Despite rising global inflation and mounting geopolitical risks, Jollibee Foods Corp. is determined not to compromise on product quality or portion sizes, even as it navigates higher operating costs.
During a company briefing last week, Richard Chong Woo Shin, Jollibee’s chief financial and risk officer, emphasized that maintaining customer satisfaction and long-term brand equity is central to the company’s pricing strategy.
“We will not reduce quality or portion sizes to go to cheaper ingredients in order to manage our margins,” Woo Shin said. “That directly impacts consumer satisfaction, which is very important to us, and the long-term brand equity will suffer if we start to do that.”
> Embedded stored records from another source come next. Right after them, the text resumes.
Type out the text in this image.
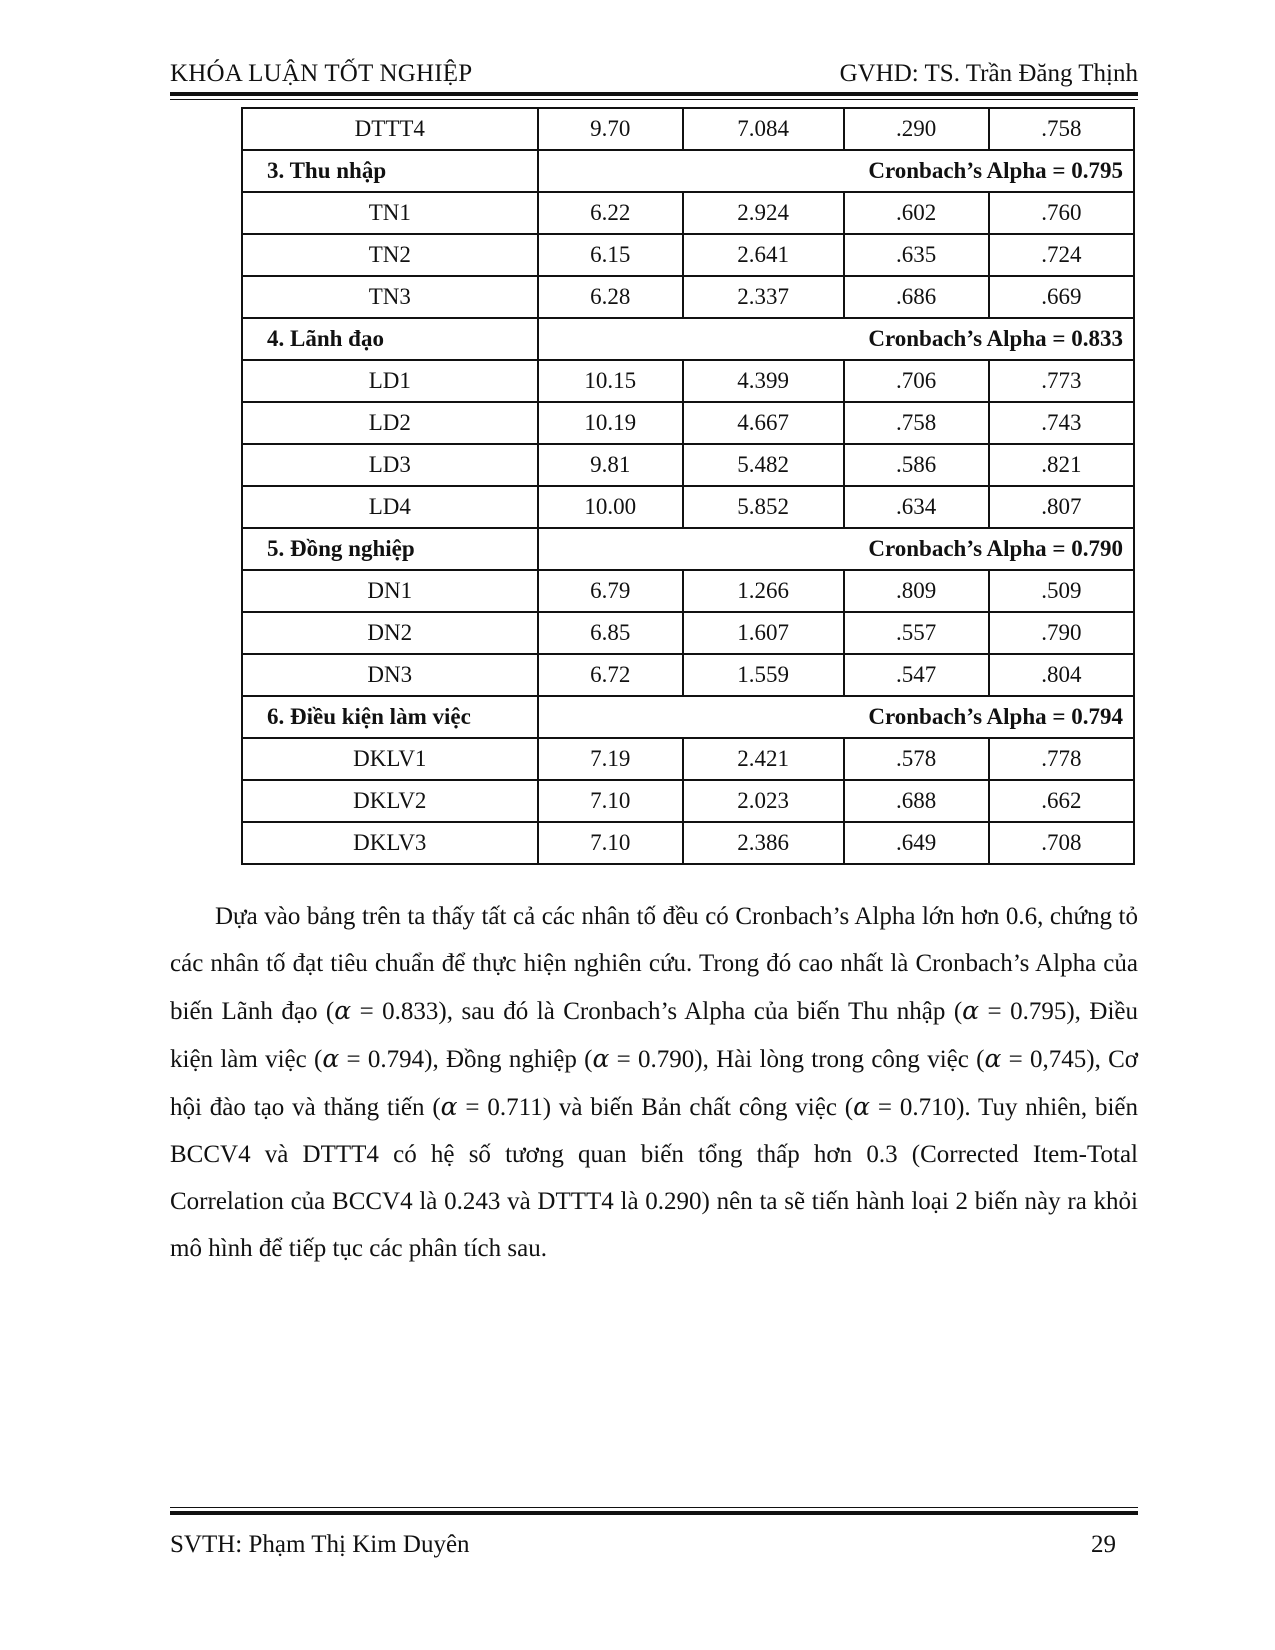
KHÓA LUẬN TỐT NGHIỆP	GVHD: TS. Trần Đăng Thịnh
DTTT4	9.70	7.084	.290	.758
3. Thu nhập	Cronbach’s Alpha = 0.795			
TN1	6.22	2.924	.602	.760
TN2	6.15	2.641	.635	.724
TN3	6.28	2.337	.686	.669
4. Lãnh đạo	Cronbach’s Alpha = 0.833			
LD1	10.15	4.399	.706	.773
LD2	10.19	4.667	.758	.743
LD3	9.81	5.482	.586	.821
LD4	10.00	5.852	.634	.807
5. Đồng nghiệp	Cronbach’s Alpha = 0.790			
DN1	6.79	1.266	.809	.509
DN2	6.85	1.607	.557	.790
DN3	6.72	1.559	.547	.804
6. Điều kiện làm việc	Cronbach’s Alpha = 0.794			
DKLV1	7.19	2.421	.578	.778
DKLV2	7.10	2.023	.688	.662
DKLV3	7.10	2.386	.649	.708

Dựa vào bảng trên ta thấy tất cả các nhân tố đều có Cronbach’s Alpha lớn hơn 0.6, chứng tỏ các nhân tố đạt tiêu chuẩn để thực hiện nghiên cứu. Trong đó cao nhất là Cronbach’s Alpha của biến Lãnh đạo (α = 0.833), sau đó là Cronbach’s Alpha của biến Thu nhập (α = 0.795), Điều kiện làm việc (α = 0.794), Đồng nghiệp (α = 0.790), Hài lòng trong công việc (α = 0,745), Cơ hội đào tạo và thăng tiến (α = 0.711) và biến Bản chất công việc (α = 0.710). Tuy nhiên, biến BCCV4 và DTTT4 có hệ số tương quan biến tổng thấp hơn 0.3 (Corrected Item-Total Correlation của BCCV4 là 0.243 và DTTT4 là 0.290) nên ta sẽ tiến hành loại 2 biến này ra khỏi mô hình để tiếp tục các phân tích sau.

SVTH: Phạm Thị Kim Duyên	29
The company reported a 13 percent rise in inventory costs in the first quarter, driven by global pressures linked to the Ukraine-Russia conflict, tensions between China and the US, and higher energy and freight costs. Inventory costs as a percentage of revenue climbed to 59 percent from 55 percent a year earlier, compressing margins in its Philippine operations.
Despite this, Jollibee kept price hikes minimal, with a 0.4-percent average increase in the first quarter to safeguard sales volumes and market share. “We are in the affordability and value segment of food, so we take pricing very seriously,” Woo Shin said.
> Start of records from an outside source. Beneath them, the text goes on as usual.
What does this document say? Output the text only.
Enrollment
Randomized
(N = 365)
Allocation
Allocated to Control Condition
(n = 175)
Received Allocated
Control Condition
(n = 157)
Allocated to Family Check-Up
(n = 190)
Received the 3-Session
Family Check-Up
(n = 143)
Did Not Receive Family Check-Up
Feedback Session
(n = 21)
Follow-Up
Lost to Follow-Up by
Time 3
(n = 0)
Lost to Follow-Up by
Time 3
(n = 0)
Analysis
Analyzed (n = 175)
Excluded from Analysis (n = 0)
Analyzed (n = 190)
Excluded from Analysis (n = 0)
Local sourcing has helped cushion the impact. Chicken, which makes up roughly 40 percent of Jollibee’s business, is fully raised in the Philippines, reducing exposure to currency swings and import-driven inflation. Imported beef, however, remains vulnerable to global supply pressures.
Woo Shin said Jollibee will continue implementing “measured, thoughtful, and targeted” price adjustments while ensuring that quality and serving sizes remain intact—a strategy aimed at weathering economic pressures without losing consumer trust.